Kollek, like Robert Moses, was vilified by those who thought that his building went too far. Pro-Palestinian commentators still deride Kollek for moving Arab families to create the Western Wall plaza in the old Jewish quarter. It is always difficult to balance a city's need for new infrastructure with the wishes of a neighborhood that does not wish to be disturbed, but Kollek was not willing to end growth to avoid trouble. As Mayor Bloomberg works to grow New York, he would do well to look at Kollek's successes.

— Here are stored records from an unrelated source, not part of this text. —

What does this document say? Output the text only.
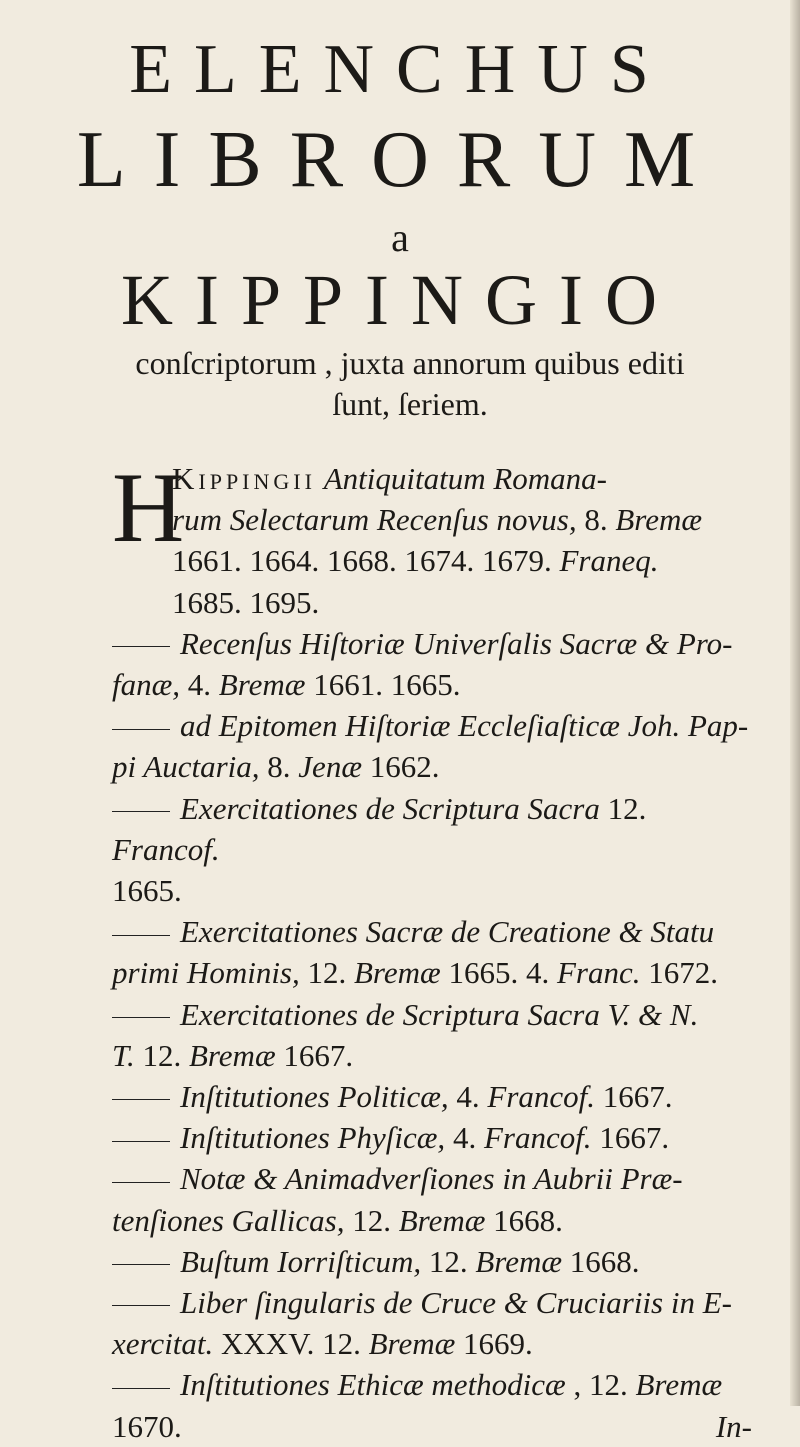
ELENCHUS
LIBRORUM
a
KIPPINGIO
conſcriptorum , juxta annorum quibus editi
ſunt, ſeriem.
H
Kippingii Antiquitatum Romana-
rum Selectarum Recenſus novus, 8. Bremæ
1661. 1664. 1668. 1674. 1679. Franeq.
1685. 1695.
Recenſus Hiſtoriæ Univerſalis Sacræ & Pro-
fanæ, 4. Bremæ 1661. 1665.
ad Epitomen Hiſtoriæ Eccleſiaſticæ Joh. Pap-
pi Auctaria, 8. Jenæ 1662.
Exercitationes de Scriptura Sacra 12. Francof.
1665.
Exercitationes Sacræ de Creatione & Statu
primi Hominis, 12. Bremæ 1665. 4. Franc. 1672.
Exercitationes de Scriptura Sacra V. & N.
T. 12. Bremæ 1667.
Inſtitutiones Politicæ, 4. Francof. 1667.
Inſtitutiones Phyſicæ, 4. Francof. 1667.
Notæ & Animadverſiones in Aubrii Præ-
tenſiones Gallicas, 12. Bremæ 1668.
Buſtum Iorriſticum, 12. Bremæ 1668.
Liber ſingularis de Cruce & Cruciariis in E-
xercitat. XXXV. 12. Bremæ 1669.
Inſtitutiones Ethicæ methodicæ , 12. Bremæ
1670.	In-
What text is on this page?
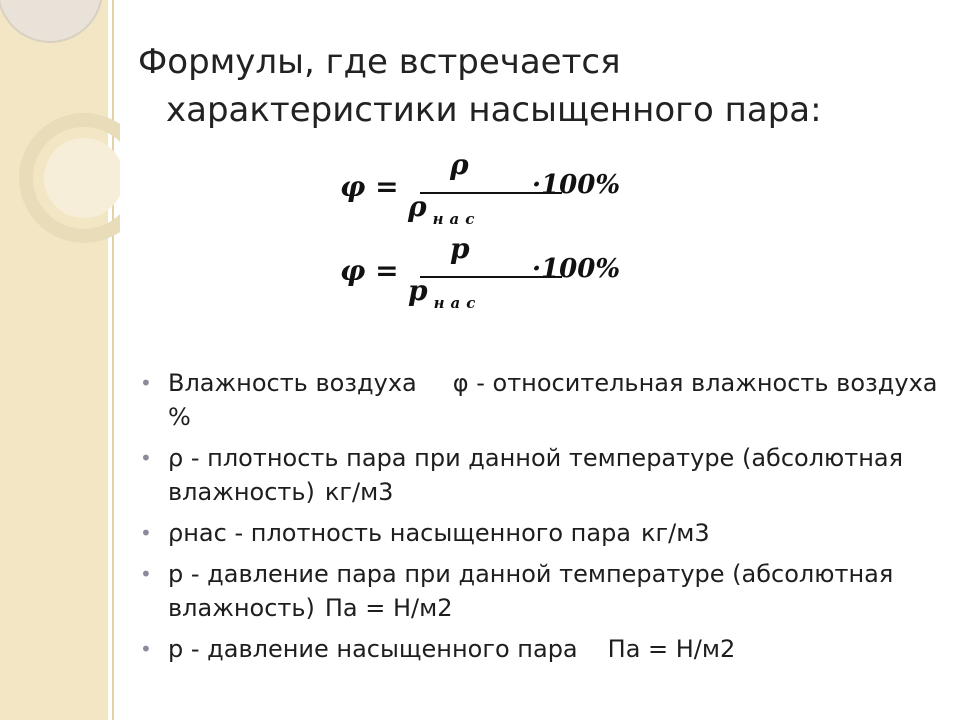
Формулы, где встречается
характеристики насыщенного пара:
φ =
ρ
ρ $_{нас}$
·100%
φ =
p
p $_{нас}$
·100%
• Влажность воздуха φ - относительная влажность воздуха %
• ρ - плотность пара при данной температуре (абсолютная влажность) кг/м3
• ρнас - плотность насыщенного пара кг/м3
• р - давление пара при данной температуре (абсолютная влажность) Па = Н/м2
• р - давление насыщенного пара Па = Н/м2
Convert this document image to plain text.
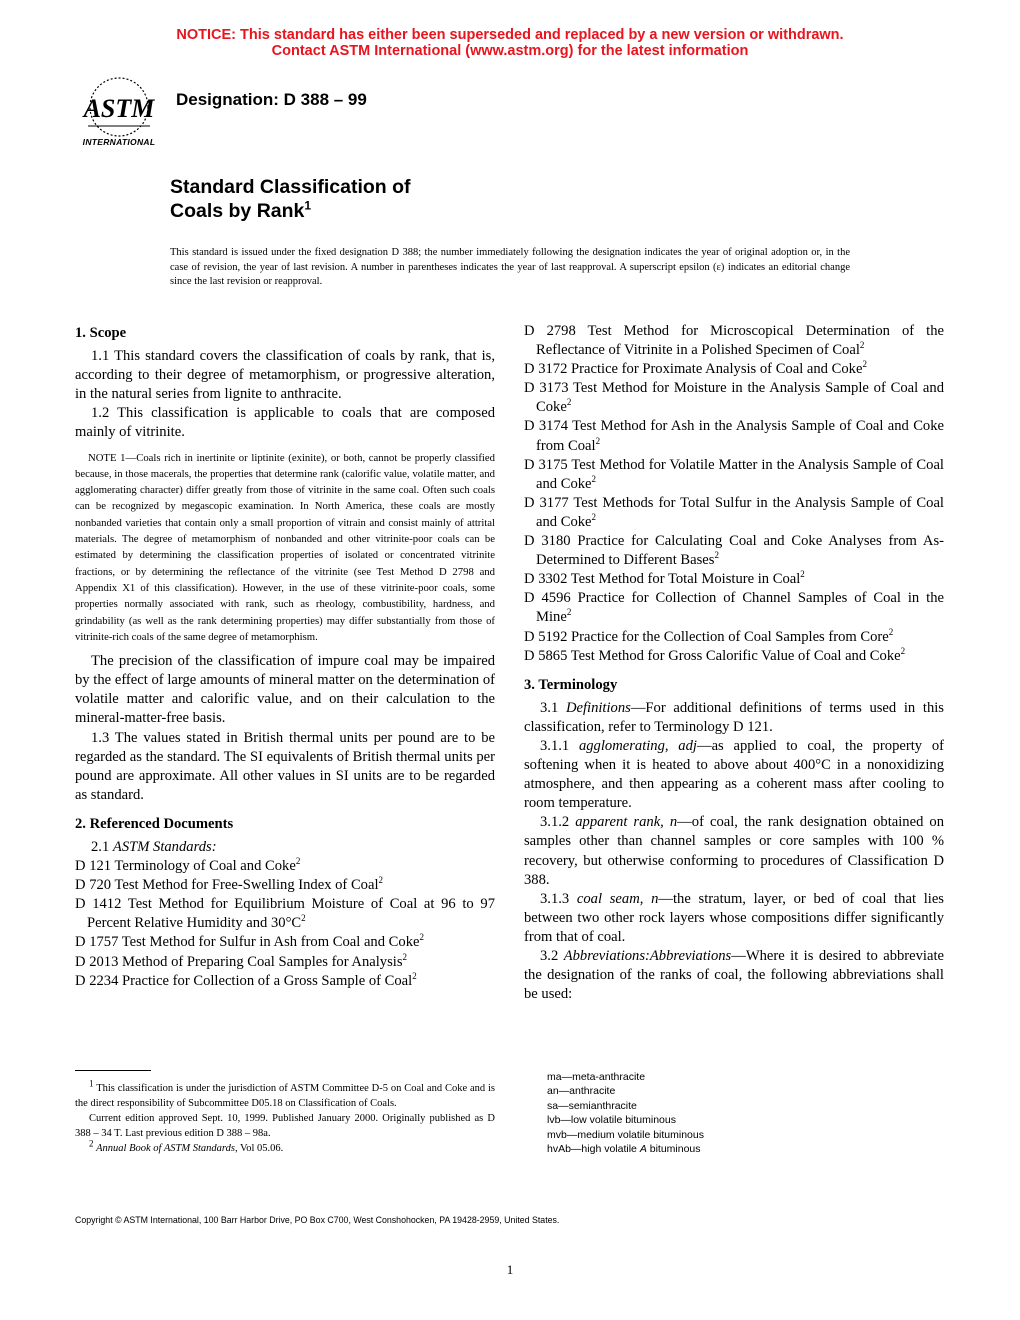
NOTICE: This standard has either been superseded and replaced by a new version or withdrawn.
Contact ASTM International (www.astm.org) for the latest information
ASTM
INTERNATIONAL
Designation: D 388 – 99
Standard Classification of
Coals by Rank$^1$
This standard is issued under the fixed designation D 388; the number immediately following the designation indicates the year of original adoption or, in the case of revision, the year of last revision. A number in parentheses indicates the year of last reapproval. A superscript epsilon (ε) indicates an editorial change since the last revision or reapproval.
1. Scope

1.1 This standard covers the classification of coals by rank, that is, according to their degree of metamorphism, or progressive alteration, in the natural series from lignite to anthracite.

1.2 This classification is applicable to coals that are composed mainly of vitrinite.

NOTE 1—Coals rich in inertinite or liptinite (exinite), or both, cannot be properly classified because, in those macerals, the properties that determine rank (calorific value, volatile matter, and agglomerating character) differ greatly from those of vitrinite in the same coal. Often such coals can be recognized by megascopic examination. In North America, these coals are mostly nonbanded varieties that contain only a small proportion of vitrain and consist mainly of attrital materials. The degree of metamorphism of nonbanded and other vitrinite-poor coals can be estimated by determining the classification properties of isolated or concentrated vitrinite fractions, or by determining the reflectance of the vitrinite (see Test Method D 2798 and Appendix X1 of this classification). However, in the use of these vitrinite-poor coals, some properties normally associated with rank, such as rheology, combustibility, hardness, and grindability (as well as the rank determining properties) may differ substantially from those of vitrinite-rich coals of the same degree of metamorphism.

The precision of the classification of impure coal may be impaired by the effect of large amounts of mineral matter on the determination of volatile matter and calorific value, and on their calculation to the mineral-matter-free basis.

1.3 The values stated in British thermal units per pound are to be regarded as the standard. The SI equivalents of British thermal units per pound are approximate. All other values in SI units are to be regarded as standard.

2. Referenced Documents

2.1 ASTM Standards:

D 121 Terminology of Coal and Coke$^2$

D 720 Test Method for Free-Swelling Index of Coal$^2$

D 1412 Test Method for Equilibrium Moisture of Coal at 96 to 97 Percent Relative Humidity and $30^\circ C^2$

D 1757 Test Method for Sulfur in Ash from Coal and Coke$^2$

D 2013 Method of Preparing Coal Samples for Analysis$^2$

D 2234 Practice for Collection of a Gross Sample of Coal$^2$

D 2798 Test Method for Microscopical Determination of the Reflectance of Vitrinite in a Polished Specimen of Coal$^2$

D 3172 Practice for Proximate Analysis of Coal and Coke$^2$

D 3173 Test Method for Moisture in the Analysis Sample of Coal and Coke$^2$

D 3174 Test Method for Ash in the Analysis Sample of Coal and Coke from Coal$^2$

D 3175 Test Method for Volatile Matter in the Analysis Sample of Coal and Coke$^2$

D 3177 Test Methods for Total Sulfur in the Analysis Sample of Coal and Coke$^2$

D 3180 Practice for Calculating Coal and Coke Analyses from As-Determined to Different Bases$^2$

D 3302 Test Method for Total Moisture in Coal$^2$

D 4596 Practice for Collection of Channel Samples of Coal in the Mine$^2$

D 5192 Practice for the Collection of Coal Samples from Core$^2$

D 5865 Test Method for Gross Calorific Value of Coal and Coke$^2$

3. Terminology

3.1 Definitions—For additional definitions of terms used in this classification, refer to Terminology D 121.

3.1.1 agglomerating, adj—as applied to coal, the property of softening when it is heated to above about 400°C in a nonoxidizing atmosphere, and then appearing as a coherent mass after cooling to room temperature.

3.1.2 apparent rank, n—of coal, the rank designation obtained on samples other than channel samples or core samples with 100 % recovery, but otherwise conforming to procedures of Classification D 388.

3.1.3 coal seam, n—the stratum, layer, or bed of coal that lies between two other rock layers whose compositions differ significantly from that of coal.

3.2 Abbreviations:Abbreviations—Where it is desired to abbreviate the designation of the ranks of coal, the following abbreviations shall be used:

$^1$ This classification is under the jurisdiction of ASTM Committee D-5 on Coal and Coke and is the direct responsibility of Subcommittee D05.18 on Classification of Coals.

Current edition approved Sept. 10, 1999. Published January 2000. Originally published as D 388 – 34 T. Last previous edition D 388 – 98a.

$^2$ Annual Book of ASTM Standards, Vol 05.06.

ma—meta-anthracite
an—anthracite
sa—semianthracite
lvb—low volatile bituminous
mvb—medium volatile bituminous
hvAb—high volatile A bituminous
Copyright © ASTM International, 100 Barr Harbor Drive, PO Box C700, West Conshohocken, PA 19428-2959, United States.
1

To Americans, Kollek will always be remembered most in his Grover Whalen incarnation as the public face of Jerusalem. He was the city's best booster who showcased Jerusalem's magic. Jerusalem's splendor is an asset not just to its residents but also for the whole world. Kollek made people understand that and reach into their wallets to make that splendor possible.

Kollek served simultaneously as mayor of Jerusalem and head of the Jerusalem Foundation, which raised hundreds of millions of dollars for the city. Today, most major cities rely on partnerships between private civic organizations and government. Kollek was a pioneer who understood that cities work best with private and public leadership.

Kollek's greatest achievement was, of course, keeping the peace in a fractured city—between Arabs and Israelis, between secular Jews and ultra-Orthodox, and between Ashkenazim and Sephardim. There was always the possibility for Jerusalem to become Belfast on Mount Scopus. A more unscrupulous leader, like many of America's worst mayors, might have seen electoral gains in ethnic conflict. Kollek minimized strife by sticking to the basics of urban government. Like Messrs. Koch, Giuliani, and Bloomberg, he made his people understand that everyone benefits from a well-run city and that he was the one to keep the water clean and the sidewalks paved.

Kollek's legacy of competence and tolerance represents not only the best of big city leadership, but also the best of cities themselves. Great cities, like New York or the Vienna of Kollek's youth, thrive because they allow different people to connect and exchange goods and ideas. Ethnic and religious conflict destroys those connections and turns cities from a marketplace to a war zone. Kollek was a great mayor who understood that his job was to create both physical and social infrastructure that can support the magic of urban interactions.